La seconda metà del 2017 segnerà anche l’avvio dei lavori del Passante. «Faremo di tutto per garantire che i cantieri siano veloci e regolari: ci saranno punti informativi per segnalare disagi o il mancato rispetto degli accordi e degli orari, abbiamo già avuto l’esperienza dell’Alta Velocità. Io però penso alla prospettiva, che ho pagato anche in termini di consenso elettorale. Fra 10 anni vedremo che il Passante va bene, ci sarà un incremento delle auto elettriche e avremo pure il bosco a ridosso. Poi bisogna incrementare il Servizio Ferroviario metropolitano».

In questo secondo mandato ha spesso fatto scelte controcorrente. E’ stato duro, sfuggente, lontano, distante. Politicamente sembra più libero rispetto ai primi cinque anni. Come mai? «Posso rispondere così. Se vuoi fare il sindaco, devi farlo in modo indipendente: io sono del Pd e sono contento di esserci, ma per me conta attuare il programma che ho proposto e sono determinato ad andare avanti. Mi sono trovato al secondo turno grazie ai cittadini, sono determinato a non subire condizionamenti eccessivi sulle scelte di fondo».

Un altro nodo è il rapporto con i cittadini. I martedì del cittadino non sono andati bene, è stato accusato di non essere fra la gente. Come la mettiamo? «Ho scoperto una cosa, che pare banale: se vado in giro, il rapporto ce l’ho. E’ molto importante darsi da fare e io continuerò così. Poi è chiaro che in una città così numerosa, con un calendario fitto, io ricevo qualche volta, gli assessori spesso, ma non ce la faremo mai a sentire tutti. Si può però usare un criterio più selettivo, ad esempio andare dove ci sono i problemi per cogliere le questioni al nocciolo. Questo ho intenzione di farlo».

Ora si apre il congresso del Pd, lei ha chiesto un partito vicino ai cittadini. «Infatti. Il Pd di Bologna dimostri di essere utile alla città, di occuparsi meno di posti e incarichi e di più di stare in mezzo alle persone; c’è posto per le proposte di tutti e io valuterò le candidature secondo questo punto di vista. Ci sono questioni da far tremare i polsi, ma anche appassionanti. Ad esempio, sulla questione dei migranti il dibattito oggi è se aiutarli là o accoglierli qua: è una discussione che non mette a fuoco il problema perché le due cose stanno per forza insieme e il punto, quindi, è governare questo processo. Un partito di sinistra come il Pd deve avere una posizione chiara e portarla avanti tenendo fermi i propri valori, considerando sempre l’interesse generale e il pragmatismo necessario per risolvere i problemi.

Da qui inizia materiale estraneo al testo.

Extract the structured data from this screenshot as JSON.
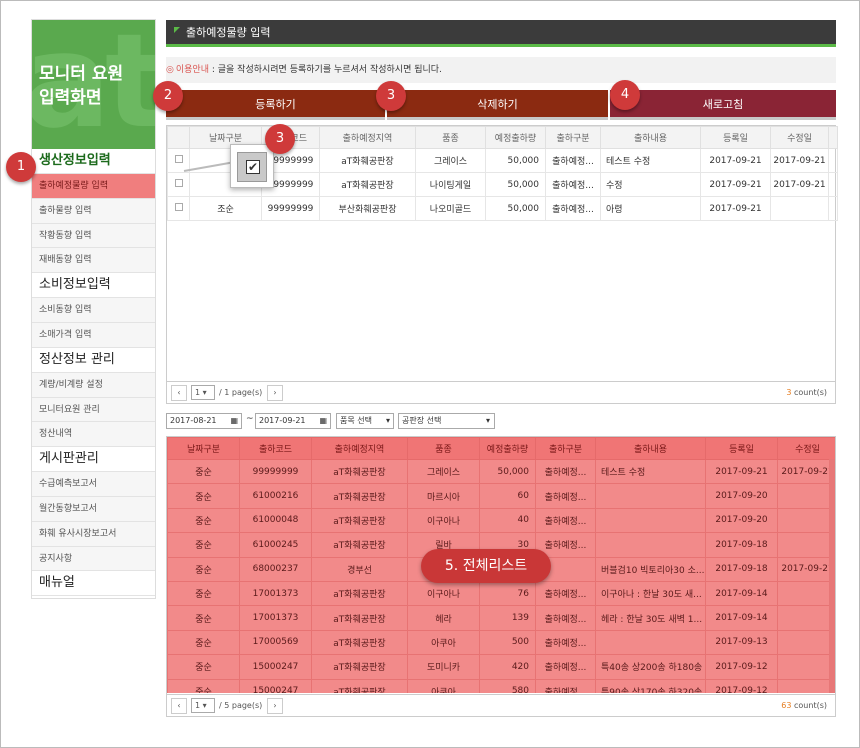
{
  "sidebar": {
    "logo_title": "모니터 요원\n입력화면",
    "items": [
      {
        "label": "생산정보입력",
        "type": "head-green"
      },
      {
        "label": "출하예정물량 입력",
        "type": "active"
      },
      {
        "label": "출하물량 입력",
        "type": "item"
      },
      {
        "label": "작황동향 입력",
        "type": "item"
      },
      {
        "label": "재배동향 입력",
        "type": "item"
      },
      {
        "label": "소비정보입력",
        "type": "head"
      },
      {
        "label": "소비동향 입력",
        "type": "item"
      },
      {
        "label": "소매가격 입력",
        "type": "item"
      },
      {
        "label": "정산정보 관리",
        "type": "head"
      },
      {
        "label": "계량/비계량 설정",
        "type": "item"
      },
      {
        "label": "모니터요원 관리",
        "type": "item"
      },
      {
        "label": "정산내역",
        "type": "item"
      },
      {
        "label": "게시판관리",
        "type": "head"
      },
      {
        "label": "수급예측보고서",
        "type": "item"
      },
      {
        "label": "월간동향보고서",
        "type": "item"
      },
      {
        "label": "화훼 유사시장보고서",
        "type": "item"
      },
      {
        "label": "공지사항",
        "type": "item"
      },
      {
        "label": "매뉴얼",
        "type": "head"
      }
    ]
  },
  "header": {
    "title": "출하예정물량 입력"
  },
  "notice": {
    "icon": "◎",
    "label": "이용안내",
    "text": " : 글을 작성하시려면 등록하기를 누르셔서 작성하시면 됩니다."
  },
  "buttons": {
    "register": "등록하기",
    "delete": "삭제하기",
    "refresh": "새로고침"
  },
  "columns": [
    "날짜구분",
    "출하코드",
    "출하예정지역",
    "품종",
    "예정출하량",
    "출하구분",
    "출하내용",
    "등록일",
    "수정일"
  ],
  "upper_rows": [
    [
      "",
      "99999999",
      "aT화훼공판장",
      "그레이스",
      "50,000",
      "출하예정...",
      "테스트 수정",
      "2017-09-21",
      "2017-09-21"
    ],
    [
      "",
      "99999999",
      "aT화훼공판장",
      "나이팅게일",
      "50,000",
      "출하예정...",
      "수정",
      "2017-09-21",
      "2017-09-21"
    ],
    [
      "조순",
      "99999999",
      "부산화훼공판장",
      "나오미골드",
      "50,000",
      "출하예정...",
      "아령",
      "2017-09-21",
      ""
    ]
  ],
  "upper_pager": {
    "page": "1",
    "pages": "/ 1 page(s)",
    "count_num": "3",
    "count_label": " count(s)"
  },
  "filters": {
    "date_from": "2017-08-21",
    "date_to": "2017-09-21",
    "dash": "~",
    "product": "품목 선택",
    "market": "공판장 선택"
  },
  "lower_rows": [
    [
      "중순",
      "99999999",
      "aT화훼공판장",
      "그레이스",
      "50,000",
      "출하예정...",
      "테스트 수정",
      "2017-09-21",
      "2017-09-21"
    ],
    [
      "중순",
      "61000216",
      "aT화훼공판장",
      "마르시아",
      "60",
      "출하예정...",
      "",
      "2017-09-20",
      ""
    ],
    [
      "중순",
      "61000048",
      "aT화훼공판장",
      "이구아나",
      "40",
      "출하예정...",
      "",
      "2017-09-20",
      ""
    ],
    [
      "중순",
      "61000245",
      "aT화훼공판장",
      "릴바",
      "30",
      "출하예정...",
      "",
      "2017-09-18",
      ""
    ],
    [
      "중순",
      "68000237",
      "경부선",
      "그린",
      "",
      "",
      "버블검10 빅토리아30 소...",
      "2017-09-18",
      "2017-09-21"
    ],
    [
      "중순",
      "17001373",
      "aT화훼공판장",
      "이구아나",
      "76",
      "출하예정...",
      "이구아나 : 한날 30도 새...",
      "2017-09-14",
      ""
    ],
    [
      "중순",
      "17001373",
      "aT화훼공판장",
      "헤라",
      "139",
      "출하예정...",
      "헤라 : 한날 30도 새벽 1...",
      "2017-09-14",
      ""
    ],
    [
      "중순",
      "17000569",
      "aT화훼공판장",
      "아쿠아",
      "500",
      "출하예정...",
      "",
      "2017-09-13",
      ""
    ],
    [
      "중순",
      "15000247",
      "aT화훼공판장",
      "도미니카",
      "420",
      "출하예정...",
      "특40송 상200송 하180송",
      "2017-09-12",
      ""
    ],
    [
      "중순",
      "15000247",
      "aT화훼공판장",
      "아쿠아",
      "580",
      "출하예정...",
      "특90송 상170송 하320송",
      "2017-09-12",
      ""
    ]
  ],
  "lower_pager": {
    "page": "1",
    "pages": "/ 5 page(s)",
    "count_num": "63",
    "count_label": " count(s)"
  },
  "annotations": {
    "b1": "1",
    "b2": "2",
    "b3": "3",
    "b3b": "3",
    "b4": "4",
    "pill": "5. 전체리스트"
  },
  "colors": {
    "green": "#5bba47",
    "btn_dark_red": "#8b2a11",
    "btn_wine": "#8a2435",
    "highlight": "#f28a8a",
    "badge": "#cf3a3a"
  }
}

In questo senso penso che si debba fare di tutto per approvare lo ius soli e per dare a tutti i giovani la cittadinanza di cui hanno diritto».

Non mi pare ci sia molta chiarezza. «Bisogna insistere su una direzione, senza equivoci. Bologna, ad esempio, se non accogliesse, rinnegherebbe il proprio passato. La città è stata fatta di accoglienza, molti meridionali hanno preso la residenza qui. Accogliere però significa governare i flussi: noi diamo una bella dimostrazione, su 55 Comuni della città metropolitana, solo tre in tutto hanno detto che non sono disponibili a prendere una quota di migranti».

La pressione su Bologna però resta particolarmente alta. Non le sembra un tributo troppo pesante? «La Prefettura chiede un altro hub per minori: si può sicuramente ragionare. Spero però che Palazzo Caprara mantenga la posizione ottima di Matteo Piantedosi quando dice che Bologna sta facendo molto di più di quello che è previsto dalle regole. Ecco perché la Prefettura e lo Stato individueranno un’altra area in Romagna per un hub e verrà lanciato il centro per il rimpatrio a Modena. Poi aggiungo una cosa: tutto questo dibattito sull’accoglienza o meno, non tiene conto del fatto che i richiedenti asilo sono già qua. Sarebbe bello, insieme alla Regione, ragionare su modalità di inserimento in lavori utili alla luce del sole per i ragazzi cui viene dato il diritto d’asilo. Molti sennò sono costretti a delinquere per sopravvivere».